Saturday, June 27, 2015

Intro to Liberty and Equality Essays
     Be careful what you argue about the SCOTUS opinions the week ending June 26!! The media never explains Court opinions as they are written, only as that particular media group wants them to be interpreted. It’s half-assed reporting of extremely crucial and personal issues to all of us no matter what personal opinion you hold. BE CAREFUL!! These opinions lay the basis for similar arguments regarding other social issues and possible resolution of them! I will post 4 explanations, from MY interpretation as a lawyer and personally interested in issues waiting to be decided in the future. Read them and please leave me a comment, I love this stuff!

Part One, Liberty and Equality Essays, June 26, 2015

Marriage Equality                              
     The Supreme Court’s ruling this week regarding marriage equality was based on 4 precedential principles of 2 US Constitutional rights—LIBERTY, the right to make personal choice; EQUALITY, the right to not be treated differently when you do make that personal choice. No matter which side of this argument you hold, be sure you explain the Court’s opinion under those distinctions. The 4 precedential principles (abbreviated from the syllabus of the opinion of OBERGEFELL ET AL. v. HODGES, DIRECTOR, OHIO DEPARTMENT OF HEALTH, ET AL., Syllabus, No. 14–556, argued 4/28/2015, decided 6/26/2015), and without further legal citations are:
     “First, the right to personal choice regarding marriage is inherent in the concept of individual autonomy. This abiding connection between marriage and LIBERTY is why Loving invalidated interracial marriage bans under the Due Process Clause. Decisions about marriage are among the most intimate that an individual can make.” 
     “Second, ‘the right is fundamental because it supports a two-person union unlike any other in its importance to the committed individuals.

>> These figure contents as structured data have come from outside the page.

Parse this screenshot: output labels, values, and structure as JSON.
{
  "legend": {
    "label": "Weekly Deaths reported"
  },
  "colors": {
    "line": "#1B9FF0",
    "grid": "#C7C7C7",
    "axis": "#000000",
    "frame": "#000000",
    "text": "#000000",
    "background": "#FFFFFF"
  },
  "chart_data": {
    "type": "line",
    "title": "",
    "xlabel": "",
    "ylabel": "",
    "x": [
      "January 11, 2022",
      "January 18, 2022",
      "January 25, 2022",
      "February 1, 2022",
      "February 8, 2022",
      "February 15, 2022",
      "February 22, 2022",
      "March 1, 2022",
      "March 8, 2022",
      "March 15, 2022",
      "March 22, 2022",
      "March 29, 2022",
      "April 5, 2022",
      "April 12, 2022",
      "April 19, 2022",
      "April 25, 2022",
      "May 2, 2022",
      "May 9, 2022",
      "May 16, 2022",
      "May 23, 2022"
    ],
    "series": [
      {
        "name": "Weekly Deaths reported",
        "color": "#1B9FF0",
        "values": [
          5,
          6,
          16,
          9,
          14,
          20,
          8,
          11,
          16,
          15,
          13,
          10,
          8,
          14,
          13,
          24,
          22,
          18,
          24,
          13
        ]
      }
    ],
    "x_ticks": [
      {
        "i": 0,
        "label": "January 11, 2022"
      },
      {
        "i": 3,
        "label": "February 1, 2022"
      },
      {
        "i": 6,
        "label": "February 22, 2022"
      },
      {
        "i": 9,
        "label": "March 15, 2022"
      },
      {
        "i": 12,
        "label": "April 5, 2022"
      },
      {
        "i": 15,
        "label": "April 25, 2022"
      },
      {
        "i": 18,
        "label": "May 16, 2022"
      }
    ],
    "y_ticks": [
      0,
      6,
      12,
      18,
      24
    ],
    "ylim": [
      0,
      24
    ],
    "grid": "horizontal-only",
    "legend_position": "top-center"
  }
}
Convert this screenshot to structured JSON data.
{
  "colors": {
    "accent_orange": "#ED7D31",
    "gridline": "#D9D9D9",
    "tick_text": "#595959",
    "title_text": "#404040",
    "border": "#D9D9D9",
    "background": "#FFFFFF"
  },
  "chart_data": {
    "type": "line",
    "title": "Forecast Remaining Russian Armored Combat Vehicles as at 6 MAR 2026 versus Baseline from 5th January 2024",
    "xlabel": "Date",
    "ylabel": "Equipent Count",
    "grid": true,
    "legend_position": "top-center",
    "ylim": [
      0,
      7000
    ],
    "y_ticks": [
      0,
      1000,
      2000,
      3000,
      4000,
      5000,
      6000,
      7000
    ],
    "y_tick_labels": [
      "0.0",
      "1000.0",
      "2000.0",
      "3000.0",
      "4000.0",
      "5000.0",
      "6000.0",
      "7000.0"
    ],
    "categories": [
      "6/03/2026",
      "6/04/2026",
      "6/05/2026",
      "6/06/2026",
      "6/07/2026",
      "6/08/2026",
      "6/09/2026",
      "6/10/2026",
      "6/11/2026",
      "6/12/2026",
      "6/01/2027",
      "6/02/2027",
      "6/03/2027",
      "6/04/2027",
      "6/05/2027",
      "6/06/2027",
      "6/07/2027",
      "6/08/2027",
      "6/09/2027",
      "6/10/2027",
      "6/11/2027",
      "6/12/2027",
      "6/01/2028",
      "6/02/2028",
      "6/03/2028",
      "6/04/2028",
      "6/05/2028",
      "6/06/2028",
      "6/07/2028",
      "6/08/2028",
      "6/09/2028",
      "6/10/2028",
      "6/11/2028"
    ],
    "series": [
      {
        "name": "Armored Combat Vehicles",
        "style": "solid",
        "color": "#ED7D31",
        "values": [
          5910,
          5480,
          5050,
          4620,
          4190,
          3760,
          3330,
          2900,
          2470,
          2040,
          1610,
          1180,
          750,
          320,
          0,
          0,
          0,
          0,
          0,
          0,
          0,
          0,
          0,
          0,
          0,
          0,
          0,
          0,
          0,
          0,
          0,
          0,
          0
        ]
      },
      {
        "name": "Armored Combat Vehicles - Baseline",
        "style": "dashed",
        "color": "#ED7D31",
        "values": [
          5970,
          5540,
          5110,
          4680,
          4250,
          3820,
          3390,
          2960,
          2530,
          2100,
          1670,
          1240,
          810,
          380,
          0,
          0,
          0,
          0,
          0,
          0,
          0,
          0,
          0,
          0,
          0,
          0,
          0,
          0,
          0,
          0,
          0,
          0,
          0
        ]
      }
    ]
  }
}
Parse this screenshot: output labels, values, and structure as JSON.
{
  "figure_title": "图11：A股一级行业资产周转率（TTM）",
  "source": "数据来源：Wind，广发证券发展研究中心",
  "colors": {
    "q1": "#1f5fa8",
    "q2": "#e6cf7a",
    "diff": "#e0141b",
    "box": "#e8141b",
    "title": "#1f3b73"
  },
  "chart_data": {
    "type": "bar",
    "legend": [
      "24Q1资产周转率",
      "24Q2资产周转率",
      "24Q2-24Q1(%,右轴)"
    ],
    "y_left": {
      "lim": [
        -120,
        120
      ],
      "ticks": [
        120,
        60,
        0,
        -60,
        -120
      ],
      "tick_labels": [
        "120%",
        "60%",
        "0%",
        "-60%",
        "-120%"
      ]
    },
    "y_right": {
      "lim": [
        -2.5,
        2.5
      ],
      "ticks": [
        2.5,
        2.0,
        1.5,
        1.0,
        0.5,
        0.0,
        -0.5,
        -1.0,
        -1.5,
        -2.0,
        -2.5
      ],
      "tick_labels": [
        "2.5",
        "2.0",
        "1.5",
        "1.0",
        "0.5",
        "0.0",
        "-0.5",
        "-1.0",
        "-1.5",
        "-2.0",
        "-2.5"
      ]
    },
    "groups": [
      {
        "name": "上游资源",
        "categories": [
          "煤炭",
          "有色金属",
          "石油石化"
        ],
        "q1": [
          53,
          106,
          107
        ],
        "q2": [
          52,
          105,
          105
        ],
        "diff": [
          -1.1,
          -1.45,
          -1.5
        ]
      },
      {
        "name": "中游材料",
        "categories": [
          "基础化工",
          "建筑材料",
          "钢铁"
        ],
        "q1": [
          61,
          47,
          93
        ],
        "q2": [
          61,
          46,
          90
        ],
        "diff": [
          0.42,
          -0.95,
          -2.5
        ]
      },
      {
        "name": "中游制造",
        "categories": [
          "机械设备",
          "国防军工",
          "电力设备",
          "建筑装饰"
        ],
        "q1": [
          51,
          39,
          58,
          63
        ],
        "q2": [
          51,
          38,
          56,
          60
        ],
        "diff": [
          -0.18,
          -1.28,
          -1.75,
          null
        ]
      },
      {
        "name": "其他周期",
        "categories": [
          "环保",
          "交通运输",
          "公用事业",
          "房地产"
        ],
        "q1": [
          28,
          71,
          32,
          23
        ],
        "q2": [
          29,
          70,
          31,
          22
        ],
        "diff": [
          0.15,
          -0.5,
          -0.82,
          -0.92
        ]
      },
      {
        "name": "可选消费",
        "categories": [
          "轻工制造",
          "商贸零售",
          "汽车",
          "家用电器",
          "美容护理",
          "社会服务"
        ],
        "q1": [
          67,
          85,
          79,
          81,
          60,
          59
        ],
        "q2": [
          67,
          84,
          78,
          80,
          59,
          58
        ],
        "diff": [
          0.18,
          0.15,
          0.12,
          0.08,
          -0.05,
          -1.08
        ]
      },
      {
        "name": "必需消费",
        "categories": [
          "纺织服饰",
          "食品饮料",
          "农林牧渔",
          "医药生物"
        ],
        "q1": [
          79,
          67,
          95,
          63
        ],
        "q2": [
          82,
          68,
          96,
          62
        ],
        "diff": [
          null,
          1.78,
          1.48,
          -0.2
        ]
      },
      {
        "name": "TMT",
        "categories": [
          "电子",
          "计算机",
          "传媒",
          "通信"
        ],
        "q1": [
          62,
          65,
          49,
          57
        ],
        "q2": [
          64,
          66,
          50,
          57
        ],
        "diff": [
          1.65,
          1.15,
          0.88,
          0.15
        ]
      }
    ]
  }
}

The intimate association protected by this right was central to Griswold v. Connecticut, which held the Constitution protects the right of married couples to use contraception, and was acknowledged in Turner. Same-sex couples have the same right as opposite-sex couples to enjoy intimate association’ (meaning the LIBERTY to decide), ‘a right extending beyond mere freedom from laws making same-sex intimacy a criminal offense.’”
“A third basis for protecting the right to marry is that it safeguards children and families and thus draws meaning (EQUALITY) from related rights of childrearing, procreation, and education. Without the recognition, stability, and predictability marriage offers, children suffer the stigma of knowing their families are somehow lesser. They also suffer the significant material costs of being raised by unmarried parents, relegated to a more difficult and uncertain family life. The marriage laws at issue thus harm and humiliate the children of same-sex couples. This does not mean that the right to marry is less meaningful for those who do not or cannot have children. Precedent protects the right of a married couple not to procreate, so the right to marry cannot be conditioned on the capacity or commitment to procreate.” 
     “Finally, this Court’s cases and the Nation’s traditions make clear that marriage is a keystone of the Nation’s social order. States have contributed to the fundamental character of marriage by placing it at the center of many facets of the legal and social order. There is no difference between same- and opposite-sex couples with respect to this principle, yet same-sex couples are denied the constellation of benefits that the States have linked to marriage”(EQUALITY) “and are consigned to an instability many opposite-sex couples would find intolerable. It is demeaning to lock same-sex couples out of a central institution of the Nation’s society, for they too may aspire to the transcendent purposes of marriage.”